Zhanina Custodio, a professor at the Philippine Normal University who formed part of the PNU team that DepEd consulted in crafting the IRR, said that the lack of an IRR makes it difficult to know whether schools outside of urban centers will comply with its provisions, specifically in finding and identifying students with special needs. 

"There is also the penalty. If there is no IRR, who are we going to penalize once there is a student or person who is discriminated in entering regular classrooms?" Custodio told Philstar.com in a phone interview.

Custodio added that academics and advocacy groups have long sought the passage of the Inclusive Education Act since 2018. Custodio participated in Senate hearings about the law and explained the then-unfamiliar concept of inclusivity in education.

"I even cried when it was signed. It was really difficult to explain what inclusive education is. Imagine you had to defend what inclusion is among policymakers, among stakeholders, including parents and even teachers," she said.

"It took too much time. It’s because the pandemic also happened."

While Custodio said that they had already presented a proposed IRR to DepEd in December, it is unclear when the agency would decide on a final version of the IRR — or if it already has.

Philstar.com reached out to DepEd spokesperson Michael Poa for comment. He has yet to respond as of this post. 

"The principle of this law is a whole-of-community approach, and a lot of agencies and stakeholders needed to have a voice in its implementation. That is one of the challenges in crafting its IRR," Custodio said.

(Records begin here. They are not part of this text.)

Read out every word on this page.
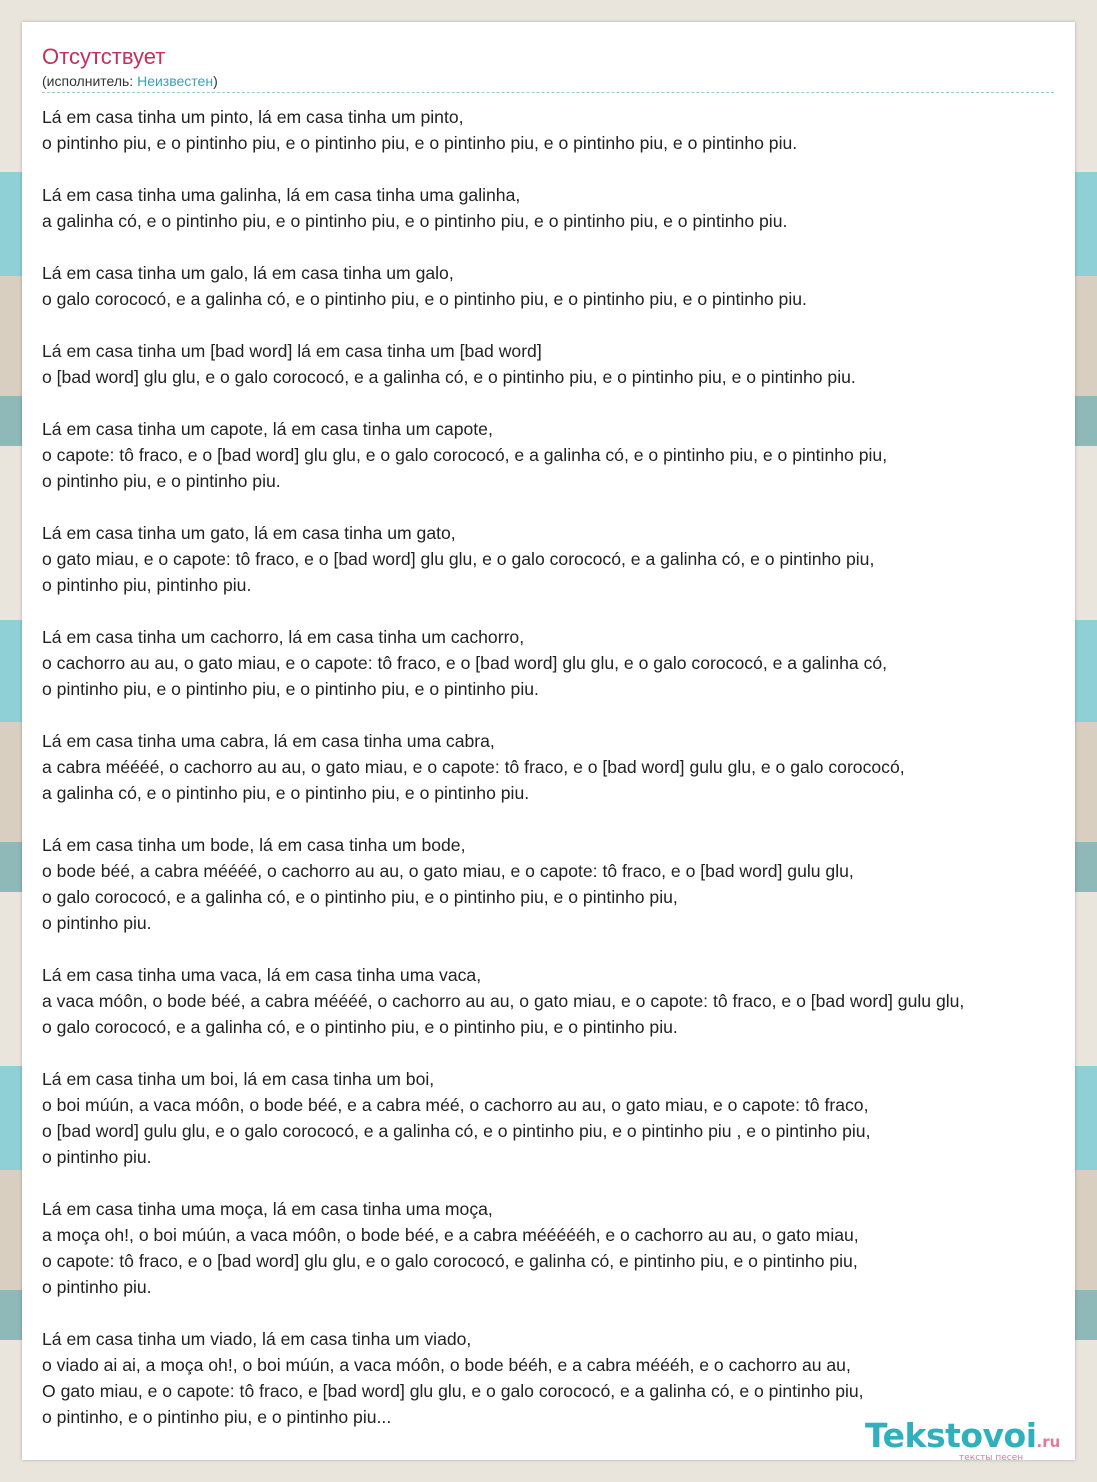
Отсутствует
(исполнитель: Неизвестен)
Lá em casa tinha um pinto, lá em casa tinha um pinto,
o pintinho piu, e o pintinho piu, e o pintinho piu, e o pintinho piu, e o pintinho piu, e o pintinho piu.
Lá em casa tinha uma galinha, lá em casa tinha uma galinha,
a galinha có, e o pintinho piu, e o pintinho piu, e o pintinho piu, e o pintinho piu, e o pintinho piu.
Lá em casa tinha um galo, lá em casa tinha um galo,
o galo corococó, e a galinha có, e o pintinho piu, e o pintinho piu, e o pintinho piu, e o pintinho piu.
Lá em casa tinha um [bad word] lá em casa tinha um [bad word]
o [bad word] glu glu, e o galo corococó, e a galinha có, e o pintinho piu, e o pintinho piu, e o pintinho piu.
Lá em casa tinha um capote, lá em casa tinha um capote,
o capote: tô fraco, e o [bad word] glu glu, e o galo corococó, e a galinha có, e o pintinho piu, e o pintinho piu,
o pintinho piu, e o pintinho piu.
Lá em casa tinha um gato, lá em casa tinha um gato,
o gato miau, e o capote: tô fraco, e o [bad word] glu glu, e o galo corococó, e a galinha có, e o pintinho piu,
o pintinho piu, pintinho piu.
Lá em casa tinha um cachorro, lá em casa tinha um cachorro,
o cachorro au au, o gato miau, e o capote: tô fraco, e o [bad word] glu glu, e o galo corococó, e a galinha có,
o pintinho piu, e o pintinho piu, e o pintinho piu, e o pintinho piu.
Lá em casa tinha uma cabra, lá em casa tinha uma cabra,
a cabra méééé, o cachorro au au, o gato miau, e o capote: tô fraco, e o [bad word] gulu glu, e o galo corococó,
a galinha có, e o pintinho piu, e o pintinho piu, e o pintinho piu.
Lá em casa tinha um bode, lá em casa tinha um bode,
o bode béé, a cabra méééé, o cachorro au au, o gato miau, e o capote: tô fraco, e o [bad word] gulu glu,
o galo corococó, e a galinha có, e o pintinho piu, e o pintinho piu, e o pintinho piu,
o pintinho piu.
Lá em casa tinha uma vaca, lá em casa tinha uma vaca,
a vaca móôn, o bode béé, a cabra méééé, o cachorro au au, o gato miau, e o capote: tô fraco, e o [bad word] gulu glu,
o galo corococó, e a galinha có, e o pintinho piu, e o pintinho piu, e o pintinho piu.
Lá em casa tinha um boi, lá em casa tinha um boi,
o boi múún, a vaca móôn, o bode béé, e a cabra méé, o cachorro au au, o gato miau, e o capote: tô fraco,
o [bad word] gulu glu, e o galo corococó, e a galinha có, e o pintinho piu, e o pintinho piu , e o pintinho piu,
o pintinho piu.
Lá em casa tinha uma moça, lá em casa tinha uma moça,
a moça oh!, o boi múún, a vaca móôn, o bode béé, e a cabra méééééh, e o cachorro au au, o gato miau,
o capote: tô fraco, e o [bad word] glu glu, e o galo corococó, e galinha có, e pintinho piu, e o pintinho piu,
o pintinho piu.
Lá em casa tinha um viado, lá em casa tinha um viado,
o viado ai ai, a moça oh!, o boi múún, a vaca móôn, o bode bééh, e a cabra méééh, e o cachorro au au,
O gato miau, e o capote: tô fraco, e [bad word] glu glu, e o galo corococó, e a galinha có, e o pintinho piu,
o pintinho, e o pintinho piu, e o pintinho piu...	Tekstovoi.ru
тексты песен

Custodio added that without the law, there would be no clear policy on how to use DepEd funds in identifying students with disabilities in every locality, which is among the law’s salient points.

DepEd's SPED program was initially given no budget in the National Expenditure Program submitted to Congress for 2023. Its budget was later restored to P532 million — enough to convert the existing SPED Centers in the country into ILRCs, which have more resources and facilities. 

But now the delay of the IRR of the much-sought-after law is snuffing out what little momentum of support has been given to children with disabilities — a sector that rarely clinches institutional power through legislation.

Aligada-Halal, who is also a member of the ADHD Society of the Philippines, said that some parents of children with ADHD she has spoken to are now "skeptical" a year after the disability sector celebrated the passage of the law.

"The conversation on disability rights has changed. Last year, when it was newly signed into law, everyone was so hopeful. But then towards the latter part of the year, (we saw that) nothing changed," she said.

"Schools don’t feel compelled to act on it because they are also waiting for instructions," she added.

Alex said that for now, she is hoping that her son could learn from homeschooling, which she personally gives to him during what little time she spares from online selling.

She does not have formal training in teaching children with speech delay but said "this is better than nothing." 

*Name has been changed upon request.